As if on cue, the alarms deepened—no longer passive alerts, but hard warnings.
“Gravitational readings just changed!” a physicist shouted. “The residual Genesis field—it’s gone.”
“Gone?”
“Completely collapsed. At the exact moment the object appeared.”
A stunned hush swept the room.
Genesis—a black hole—had vanished.
The impossible stacked neatly atop the impossible.
“Sir!” another technician yelled. “The craft is showing abnormal energy activity!”
“Define abnormal.”
“Energy output is spiking across all bands—electromagnetic, gravitational, quantum. We can’t classify it. It’s—”
He swallowed.
“—it’s like it’s preparing to do something.”
“Put all feeds front and center,” the director ordered. “I want eyes on this.”
Across the world, the same image filled screens.
Living rooms.Phones.Emergency broadcasts hastily interrupted mid-sentence.
“—repeat, this is not a drill—”
The government tried to pull the plug.
Signals dropped. Screens went dark.
Then—almost instantly—mirrors appeared. Private satellites. Amateur observatories. Leaked military optics.
The image came back.
The spacecraft moved.
Slowly at first—almost deliberately—rising several meters above the ground. Dust spiraled upward beneath it, caught in a sudden, unnatural lift.
“It’s ascending,” someone whispered.
Weapons systems came online automatically.
Targeting reticles bloomed across the display.

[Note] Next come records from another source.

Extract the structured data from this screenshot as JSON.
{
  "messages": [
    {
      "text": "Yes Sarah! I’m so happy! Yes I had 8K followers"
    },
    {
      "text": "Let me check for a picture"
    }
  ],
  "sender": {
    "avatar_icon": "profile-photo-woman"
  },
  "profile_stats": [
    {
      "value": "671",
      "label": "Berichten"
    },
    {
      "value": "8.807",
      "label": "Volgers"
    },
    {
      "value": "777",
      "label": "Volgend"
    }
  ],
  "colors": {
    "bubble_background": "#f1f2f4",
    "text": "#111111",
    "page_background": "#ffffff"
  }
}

“Sir, missile batteries are locking on!”
“Hold fire!” the director barked. “No engagement without authorization!”
For a single, suspended heartbeat, the craft hovered.
Then—
it vanished.
No flash.No shockwave.No sound.
One frame it was there.
The next—
empty sky.
Every feed froze.
Then dissolved into static.
“…Confirm loss of target,” the director said slowly.
“Target gone.”“No residual signature.”“All sensors negative.”
A short, hysterical laugh broke the silence.
“It just… left.”
On screens that had not yet gone dark, anchors struggled to regain composure.
“Ladies and gentlemen, we are receiving reports that the unidentified craft has disappeared. At this time, no government agency can explain how—or where—it went.”
The director sank into his chair as the alarms died down, one by one.
The world exhaled.
And somewhere far beyond human reach, something ancient and deliberate slipped quietly out of view.